The Corporation approved last Monday the appointment of Myra A. Mayman, former acting director of Bryn Mawr admissions, as the first coordinator of the arts for Harvard and Radcliffe.

Mayman's post was created on a recommendation made last Spring by President Bok's committee to investigate the status of the arts at Harvard.

That committee, headed by James S. Ackerman, professor of Fine Arts, also recommended that the Faculty establish full credit courses in the practicing arts.

Mayman, whose appointment will last three years, will focus on the extracurricular arts. In addition she will supervise the budgets and staffs of Radcliffe's ongoing programs in dance and pottery. She will work out of an office in Radcliffe's Agassiz building.

"I am not coming in to take over things but to provide some basic coordination for extracurricular arts activities," Mayman said last week. "At a place like Harvard there are usually resources that people aren't taking advantage of. I would like to establish a central information source so that when I find out what undergraduate needs and interests in the arts are, I can try to act on them."
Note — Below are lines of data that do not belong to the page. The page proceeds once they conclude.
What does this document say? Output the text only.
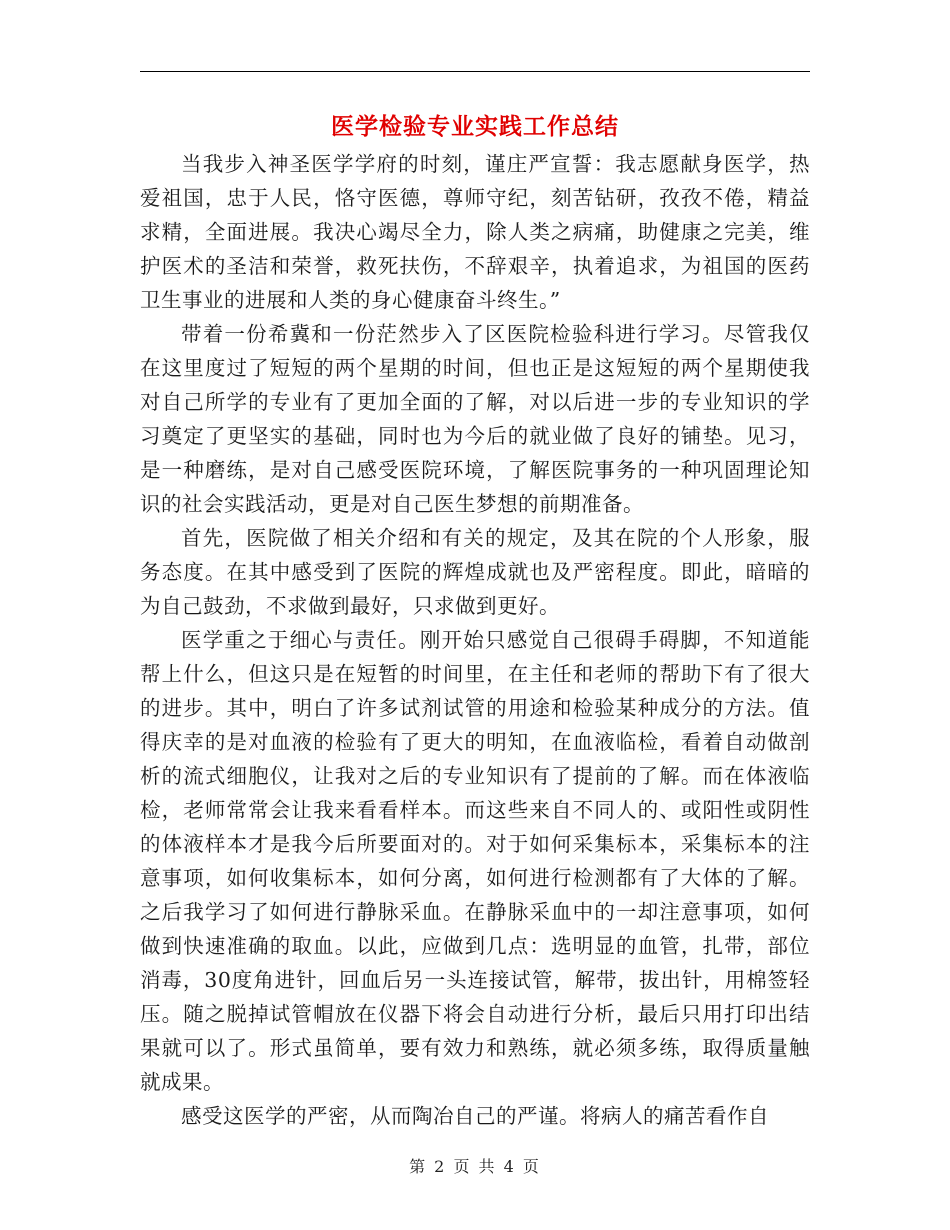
医学检验专业实践工作总结

当我步入神圣医学学府的时刻，谨庄严宣誓：我志愿献身医学，热爱祖国，忠于人民，恪守医德，尊师守纪，刻苦钻研，孜孜不倦，精益求精，全面进展。我决心竭尽全力，除人类之病痛，助健康之完美，维护医术的圣洁和荣誉，救死扶伤，不辞艰辛，执着追求，为祖国的医药卫生事业的进展和人类的身心健康奋斗终生。”

带着一份希冀和一份茫然步入了区医院检验科进行学习。尽管我仅在这里度过了短短的两个星期的时间，但也正是这短短的两个星期使我对自己所学的专业有了更加全面的了解，对以后进一步的专业知识的学习奠定了更坚实的基础，同时也为今后的就业做了良好的铺垫。见习，是一种磨练，是对自己感受医院环境，了解医院事务的一种巩固理论知识的社会实践活动，更是对自己医生梦想的前期准备。

首先，医院做了相关介绍和有关的规定，及其在院的个人形象，服务态度。在其中感受到了医院的辉煌成就也及严密程度。即此，暗暗的为自己鼓劲，不求做到最好，只求做到更好。

医学重之于细心与责任。刚开始只感觉自己很碍手碍脚，不知道能帮上什么，但这只是在短暂的时间里，在主任和老师的帮助下有了很大的进步。其中，明白了许多试剂试管的用途和检验某种成分的方法。值得庆幸的是对血液的检验有了更大的明知，在血液临检，看着自动做剖析的流式细胞仪，让我对之后的专业知识有了提前的了解。而在体液临检，老师常常会让我来看看样本。而这些来自不同人的、或阳性或阴性的体液样本才是我今后所要面对的。对于如何采集标本，采集标本的注意事项，如何收集标本，如何分离，如何进行检测都有了大体的了解。之后我学习了如何进行静脉采血。在静脉采血中的一却注意事项，如何做到快速准确的取血。以此，应做到几点：选明显的血管，扎带，部位消毒，30度角进针，回血后另一头连接试管，解带，拔出针，用棉签轻压。随之脱掉试管帽放在仪器下将会自动进行分析，最后只用打印出结果就可以了。形式虽简单，要有效力和熟练，就必须多练，取得质量触就成果。

感受这医学的严密，从而陶冶自己的严谨。将病人的痛苦看作自

第 2 页 共 4 页
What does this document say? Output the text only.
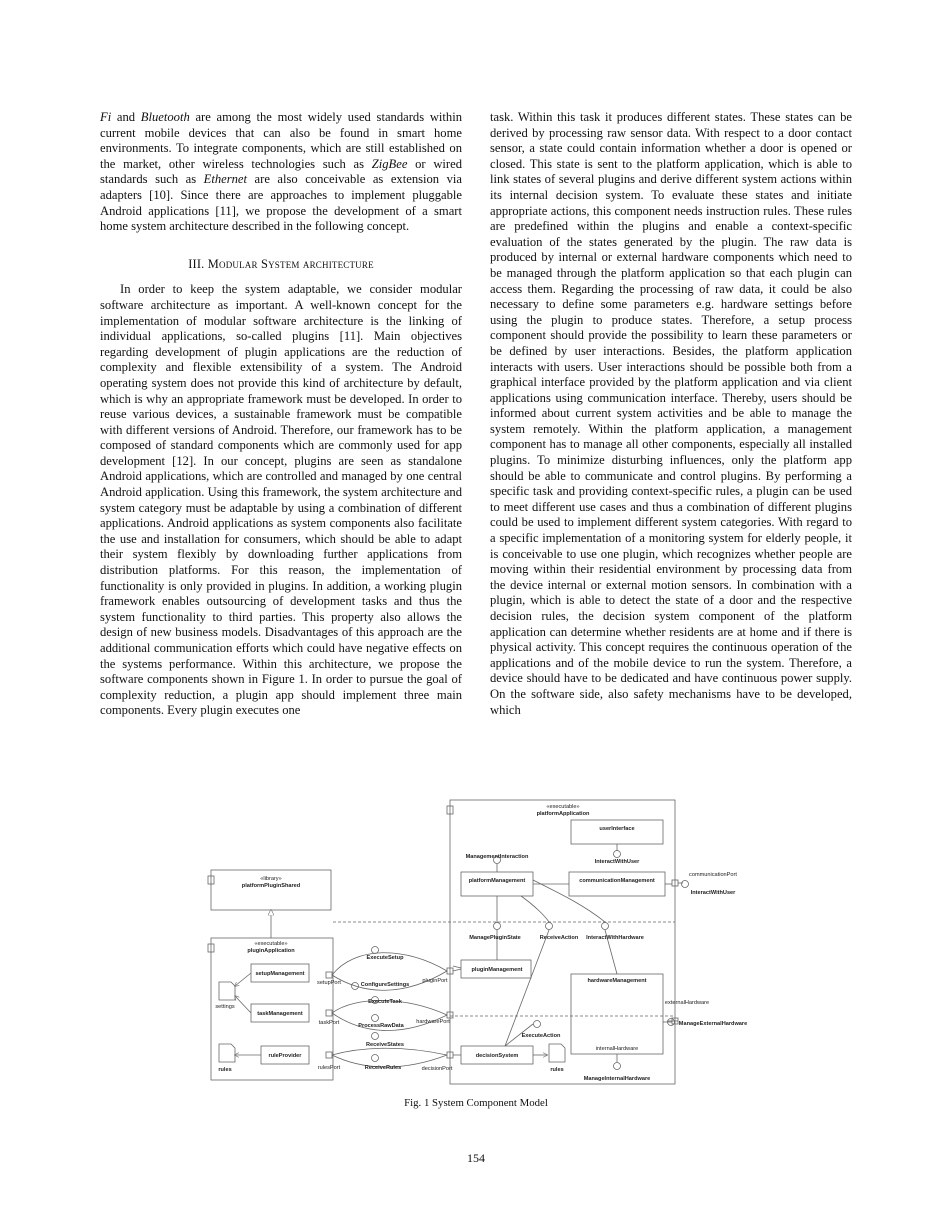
Fi and Bluetooth are among the most widely used standards within current mobile devices that can also be found in smart home environments. To integrate components, which are still established on the market, other wireless technologies such as ZigBee or wired standards such as Ethernet are also conceivable as extension via adapters [10]. Since there are approaches to implement pluggable Android applications [11], we propose the development of a smart home system architecture described in the following concept.

III. Modular System architecture

In order to keep the system adaptable, we consider modular software architecture as important. A well-known concept for the implementation of modular software architecture is the linking of individual applications, so-called plugins [11]. Main objectives regarding development of plugin applications are the reduction of complexity and flexible extensibility of a system. The Android operating system does not provide this kind of architecture by default, which is why an appropriate framework must be developed. In order to reuse various devices, a sustainable framework must be compatible with different versions of Android. Therefore, our framework has to be composed of standard components which are commonly used for app development [12]. In our concept, plugins are seen as standalone Android applications, which are controlled and managed by one central Android application. Using this framework, the system architecture and system category must be adaptable by using a combination of different applications. Android applications as system components also facilitate the use and installation for consumers, which should be able to adapt their system flexibly by downloading further applications from distribution platforms. For this reason, the implementation of functionality is only provided in plugins. In addition, a working plugin framework enables outsourcing of development tasks and thus the system functionality to third parties. This property also allows the design of new business models. Disadvantages of this approach are the additional communication efforts which could have negative effects on the systems performance. Within this architecture, we propose the software components shown in Figure 1. In order to pursue the goal of complexity reduction, a plugin app should implement three main components. Every plugin executes one

task. Within this task it produces different states. These states can be derived by processing raw sensor data. With respect to a door contact sensor, a state could contain information whether a door is opened or closed. This state is sent to the platform application, which is able to link states of several plugins and derive different system actions within its internal decision system. To evaluate these states and initiate appropriate actions, this component needs instruction rules. These rules are predefined within the plugins and enable a context-specific evaluation of the states generated by the plugin. The raw data is produced by internal or external hardware components which need to be managed through the platform application so that each plugin can access them. Regarding the processing of raw data, it could be also necessary to define some parameters e.g. hardware settings before using the plugin to produce states. Therefore, a setup process component should provide the possibility to learn these parameters or be defined by user interactions. Besides, the platform application interacts with users. User interactions should be possible both from a graphical interface provided by the platform application and via client applications using communication interface. Thereby, users should be informed about current system activities and be able to manage the system remotely. Within the platform application, a management component has to manage all other components, especially all installed plugins. To minimize disturbing influences, only the platform app should be able to communicate and control plugins. By performing a specific task and providing context-specific rules, a plugin can be used to meet different use cases and thus a combination of different plugins could be used to implement different system categories. With regard to a specific implementation of a monitoring system for elderly people, it is conceivable to use one plugin, which recognizes whether people are moving within their residential environment by processing data from the device internal or external motion sensors. In combination with a plugin, which is able to detect the state of a door and the respective decision rules, the decision system component of the platform application can determine whether residents are at home and if there is physical activity. This concept requires the continuous operation of the applications and of the mobile device to run the system. Therefore, a device should have to be dedicated and have continuous power supply. On the software side, also safety mechanisms have to be developed, which

«executable»
platformApplication
«library»
platformPluginShared
«executable»
pluginApplication
userInterface
InteractWithUser
ManagementInteraction
platformManagement	communicationManagement
communicationPort
InteractWithUser
ManagePluginState	ReceiveAction InteractWithHardware
pluginManagement
hardwareManagement
externalHardware
ManageExternalHardware
internalHardware
ManageInternalHardware
ExecuteAction
decisionSystem
rules
decisionPort
pluginPort
hardwarePort
setupManagement
setupPort
taskManagement
taskPort
ruleProvider
rulesPort
settings
rules
ExecuteSetup
ConfigureSettings
ExecuteTask
ProcessRawData
ReceiveStates
ReceiveRules
Fig. 1 System Component Model
154
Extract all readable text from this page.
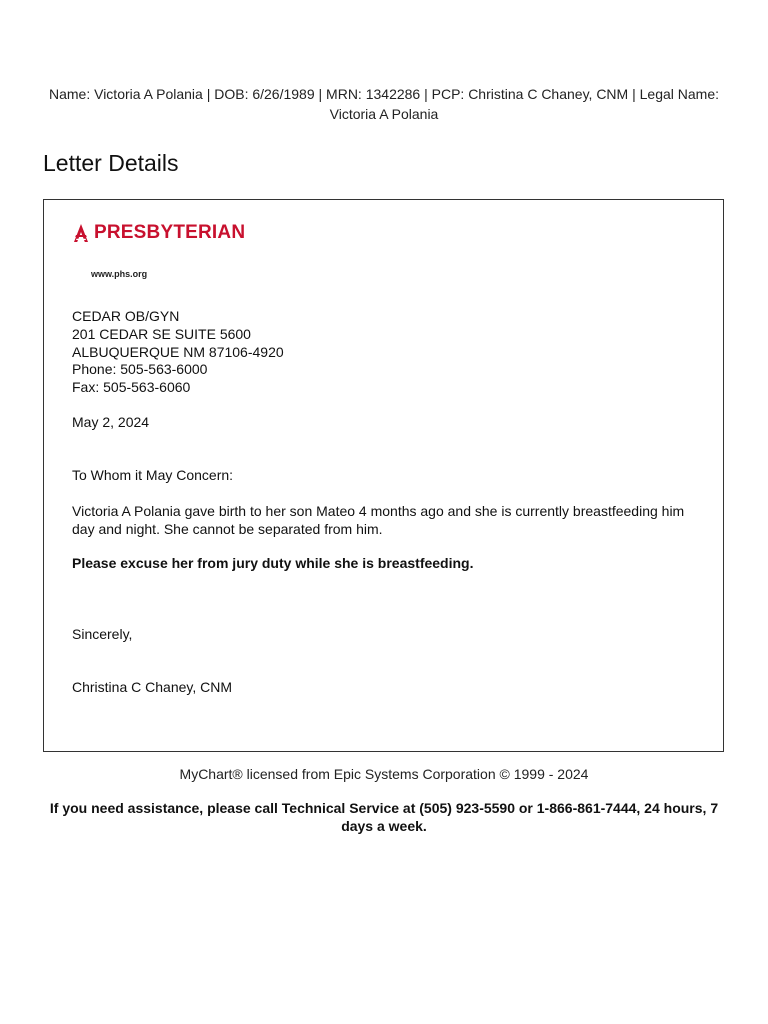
Name: Victoria A Polania | DOB: 6/26/1989 | MRN: 1342286 | PCP: Christina C Chaney, CNM | Legal Name: Victoria A Polania
Letter Details
PRESBYTERIAN
www.phs.org
CEDAR OB/GYN
201 CEDAR SE SUITE 5600
ALBUQUERQUE NM 87106-4920
Phone: 505-563-6000
Fax: 505-563-6060
May 2, 2024
To Whom it May Concern:
Victoria A Polania gave birth to her son Mateo 4 months ago and she is currently breastfeeding him day and night. She cannot be separated from him.
Please excuse her from jury duty while she is breastfeeding.
Sincerely,
Christina C Chaney, CNM
MyChart® licensed from Epic Systems Corporation © 1999 - 2024
If you need assistance, please call Technical Service at (505) 923-5590 or 1-866-861-7444, 24 hours, 7 days a week.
Mayman said that her first project will be to compile an inventory of all arts equipment and spaces which exist in the Houses, the departments and such facilities as the Loeb Drama Center and the Carpenter Center.

Mayman said she also plans to increase the contact between students and artists in the greater Boston area.

"It would be nice to have fellows in the arts each year," she said. "The more artists who can come for an afternoon, or for a seminar or for a year, the more exciting an arts community you will have."

Mayman said, however, that her budget will only cover the office's operating costs and that she will have to raise funds for special projects.

"I am assuming that students are interested," she said. "I don't see that my job is to stimulate interest in the arts. When I was in college, students were more interested in political action, but I think that this is a time when they want to learn about things in the arts."

Mayman, a 1966 graduate from Bryn Mawr, worked for two years as an administrator with the Boston Symphony Orchestra. She received her M.A. in comparative literature from Columbia in 1969.

She worked as assistant to Bryn Mawr's director of admissions for two years before serving as the office's acting director last year.

Mayman has also been appointed an associate of Dunster House for next year.